At that stage, under Regulation 19.2, the Chancellor will decide as to whether the candidate has been duly elected. Decision on the question of being "duly elected" will include an enquiry by the Chancellor as to the eligibility of the candidate to contest the election. (x) Regulation 1 (viii) of the Regulations, in so far as it provides for appeal to the Vice-Chancellor is ultra S. 31 (1) of the Act, as it is in conflict with S. 38 of the Act. (xi) Regulation 17 (viii) of the Regulations clearly grants to the vice-Chancellor a power which cannot be located in the Act. Generality of S. 31(1) of the act can be extended to making regulations for matters provided in the Act. It cannot be extended to matters which are not provided for in the Act. Therefore, Regulation 17 (viii) of the Calendar insofar as it provides for an appeal to the Vice-Chancellor against the order of the Returning Officer, is ultra vires S. 31 (1) and 38 of the Act, on this ground also. (xii) This Court while exercising jurisdiction under Articles 226/227 of the Constitution of India, would generally avoid going into the intricate questions of fact necessitating evaluation of the material placed on the record by the parties.

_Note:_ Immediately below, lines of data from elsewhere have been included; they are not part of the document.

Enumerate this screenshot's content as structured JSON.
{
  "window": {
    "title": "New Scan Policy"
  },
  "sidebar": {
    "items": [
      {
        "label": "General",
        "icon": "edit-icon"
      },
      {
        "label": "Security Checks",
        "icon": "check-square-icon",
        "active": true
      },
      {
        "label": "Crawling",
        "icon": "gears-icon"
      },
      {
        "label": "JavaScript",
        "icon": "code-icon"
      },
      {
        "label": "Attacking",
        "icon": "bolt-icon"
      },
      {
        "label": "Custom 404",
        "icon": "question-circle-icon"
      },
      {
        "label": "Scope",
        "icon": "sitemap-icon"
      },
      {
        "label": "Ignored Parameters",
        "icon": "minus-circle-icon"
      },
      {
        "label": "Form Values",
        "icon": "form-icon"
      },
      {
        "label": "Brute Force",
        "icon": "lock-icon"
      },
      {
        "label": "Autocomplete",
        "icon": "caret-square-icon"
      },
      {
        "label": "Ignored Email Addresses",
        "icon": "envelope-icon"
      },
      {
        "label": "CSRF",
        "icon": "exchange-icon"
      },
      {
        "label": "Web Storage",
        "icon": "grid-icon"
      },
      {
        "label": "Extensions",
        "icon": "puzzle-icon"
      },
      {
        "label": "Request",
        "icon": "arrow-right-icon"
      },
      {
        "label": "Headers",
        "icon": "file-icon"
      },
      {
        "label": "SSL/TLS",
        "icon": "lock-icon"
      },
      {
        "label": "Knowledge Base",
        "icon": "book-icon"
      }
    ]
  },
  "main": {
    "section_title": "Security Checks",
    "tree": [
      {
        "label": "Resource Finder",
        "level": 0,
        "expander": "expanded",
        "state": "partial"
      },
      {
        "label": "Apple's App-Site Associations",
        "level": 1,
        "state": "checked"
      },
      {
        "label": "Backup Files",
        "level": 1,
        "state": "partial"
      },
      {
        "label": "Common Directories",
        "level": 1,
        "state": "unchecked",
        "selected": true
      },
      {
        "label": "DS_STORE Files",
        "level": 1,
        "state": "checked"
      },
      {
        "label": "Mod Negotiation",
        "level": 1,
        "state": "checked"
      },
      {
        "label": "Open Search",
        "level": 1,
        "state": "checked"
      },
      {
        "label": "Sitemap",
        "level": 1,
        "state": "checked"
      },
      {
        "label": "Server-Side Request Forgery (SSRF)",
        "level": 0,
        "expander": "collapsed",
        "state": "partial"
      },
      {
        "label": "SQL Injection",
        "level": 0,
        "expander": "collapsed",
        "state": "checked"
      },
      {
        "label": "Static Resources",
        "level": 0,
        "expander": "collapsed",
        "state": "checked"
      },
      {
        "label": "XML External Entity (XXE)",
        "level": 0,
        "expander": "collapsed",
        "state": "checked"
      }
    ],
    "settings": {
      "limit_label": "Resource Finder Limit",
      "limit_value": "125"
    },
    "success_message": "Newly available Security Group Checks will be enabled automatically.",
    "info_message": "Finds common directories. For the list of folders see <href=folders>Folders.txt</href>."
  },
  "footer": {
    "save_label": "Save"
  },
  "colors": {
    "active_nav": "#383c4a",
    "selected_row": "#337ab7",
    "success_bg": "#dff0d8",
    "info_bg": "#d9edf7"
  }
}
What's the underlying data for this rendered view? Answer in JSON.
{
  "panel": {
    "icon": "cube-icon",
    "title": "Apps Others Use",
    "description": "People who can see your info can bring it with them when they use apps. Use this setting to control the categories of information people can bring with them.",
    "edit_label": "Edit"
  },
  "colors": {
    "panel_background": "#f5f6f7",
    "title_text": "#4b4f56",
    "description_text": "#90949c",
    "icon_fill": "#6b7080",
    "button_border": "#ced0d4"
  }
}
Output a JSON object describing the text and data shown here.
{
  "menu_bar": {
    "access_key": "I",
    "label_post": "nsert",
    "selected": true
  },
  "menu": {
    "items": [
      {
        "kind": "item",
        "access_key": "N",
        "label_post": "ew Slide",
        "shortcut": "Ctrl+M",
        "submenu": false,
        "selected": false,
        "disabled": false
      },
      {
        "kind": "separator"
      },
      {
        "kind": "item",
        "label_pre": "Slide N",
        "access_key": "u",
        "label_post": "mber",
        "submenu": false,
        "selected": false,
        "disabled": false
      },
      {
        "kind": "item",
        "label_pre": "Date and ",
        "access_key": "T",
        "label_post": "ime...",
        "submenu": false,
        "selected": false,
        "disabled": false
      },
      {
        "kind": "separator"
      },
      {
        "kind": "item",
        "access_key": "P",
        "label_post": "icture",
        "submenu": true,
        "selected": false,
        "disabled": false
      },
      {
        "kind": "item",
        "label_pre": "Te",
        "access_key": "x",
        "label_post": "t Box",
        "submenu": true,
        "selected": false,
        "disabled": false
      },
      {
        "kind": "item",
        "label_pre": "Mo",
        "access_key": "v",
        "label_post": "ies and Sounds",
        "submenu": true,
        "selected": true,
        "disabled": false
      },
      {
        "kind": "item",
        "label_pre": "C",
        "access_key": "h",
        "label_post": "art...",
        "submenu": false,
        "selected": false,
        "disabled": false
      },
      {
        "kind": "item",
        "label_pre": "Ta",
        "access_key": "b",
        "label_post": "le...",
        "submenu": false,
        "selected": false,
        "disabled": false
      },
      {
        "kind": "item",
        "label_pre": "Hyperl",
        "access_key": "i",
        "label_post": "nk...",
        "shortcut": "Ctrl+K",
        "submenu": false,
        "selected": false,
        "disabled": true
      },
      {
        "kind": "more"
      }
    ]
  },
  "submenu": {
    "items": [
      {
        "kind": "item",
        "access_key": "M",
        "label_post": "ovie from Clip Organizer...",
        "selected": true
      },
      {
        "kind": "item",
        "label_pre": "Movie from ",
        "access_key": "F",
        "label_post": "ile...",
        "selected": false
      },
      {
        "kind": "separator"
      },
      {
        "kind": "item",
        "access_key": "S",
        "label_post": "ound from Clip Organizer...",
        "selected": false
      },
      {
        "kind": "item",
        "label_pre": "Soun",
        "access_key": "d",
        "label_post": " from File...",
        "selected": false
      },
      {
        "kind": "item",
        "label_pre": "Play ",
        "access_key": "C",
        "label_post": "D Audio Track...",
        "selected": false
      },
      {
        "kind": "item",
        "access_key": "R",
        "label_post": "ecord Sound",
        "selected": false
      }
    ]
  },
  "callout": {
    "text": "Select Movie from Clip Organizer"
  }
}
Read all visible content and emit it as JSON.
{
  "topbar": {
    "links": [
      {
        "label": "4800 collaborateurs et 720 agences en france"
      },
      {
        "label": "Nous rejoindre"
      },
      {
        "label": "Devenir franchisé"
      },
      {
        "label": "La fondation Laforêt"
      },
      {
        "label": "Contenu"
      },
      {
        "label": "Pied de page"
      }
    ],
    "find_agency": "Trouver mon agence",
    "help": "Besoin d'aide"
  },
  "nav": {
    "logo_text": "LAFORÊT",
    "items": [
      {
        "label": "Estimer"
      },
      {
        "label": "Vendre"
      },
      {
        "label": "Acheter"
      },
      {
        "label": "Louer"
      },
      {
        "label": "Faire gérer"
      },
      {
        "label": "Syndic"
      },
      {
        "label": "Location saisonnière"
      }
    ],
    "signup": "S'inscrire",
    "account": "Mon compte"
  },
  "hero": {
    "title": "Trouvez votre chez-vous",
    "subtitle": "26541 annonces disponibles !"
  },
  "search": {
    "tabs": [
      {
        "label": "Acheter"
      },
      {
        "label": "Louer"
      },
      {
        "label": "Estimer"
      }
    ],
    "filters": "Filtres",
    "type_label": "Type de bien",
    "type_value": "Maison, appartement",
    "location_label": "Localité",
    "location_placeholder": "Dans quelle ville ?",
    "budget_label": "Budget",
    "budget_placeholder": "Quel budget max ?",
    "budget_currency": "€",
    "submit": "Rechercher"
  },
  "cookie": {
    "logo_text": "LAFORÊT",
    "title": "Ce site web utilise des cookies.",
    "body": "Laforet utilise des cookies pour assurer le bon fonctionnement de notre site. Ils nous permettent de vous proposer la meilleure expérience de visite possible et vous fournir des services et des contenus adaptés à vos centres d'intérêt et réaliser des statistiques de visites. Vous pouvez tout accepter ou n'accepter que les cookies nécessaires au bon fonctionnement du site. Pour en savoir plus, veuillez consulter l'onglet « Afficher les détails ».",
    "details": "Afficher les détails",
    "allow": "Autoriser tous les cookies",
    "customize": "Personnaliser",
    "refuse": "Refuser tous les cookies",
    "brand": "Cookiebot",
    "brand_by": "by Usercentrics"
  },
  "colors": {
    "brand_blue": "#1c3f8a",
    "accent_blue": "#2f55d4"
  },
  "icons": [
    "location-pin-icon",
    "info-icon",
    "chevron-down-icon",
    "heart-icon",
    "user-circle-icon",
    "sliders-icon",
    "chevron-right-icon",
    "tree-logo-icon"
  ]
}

These are matters best left to be decided by the Tribunals set up under the Act or any other Legislation. I would, therefore, decline to go into the merits of the controversy. 40. In view of the findings recorded above, the writ petition is allowed. If hold that the impugned order dated 17-8-2000, Annexure P-8, passed by the Vice-Chancellor, is without jurisdiction. The same is hereby quashed and set aside. All interim orders psssed in the these proceedings are hereby vacated. It is directed that the result of the election be declared forthwith. Petition allowed.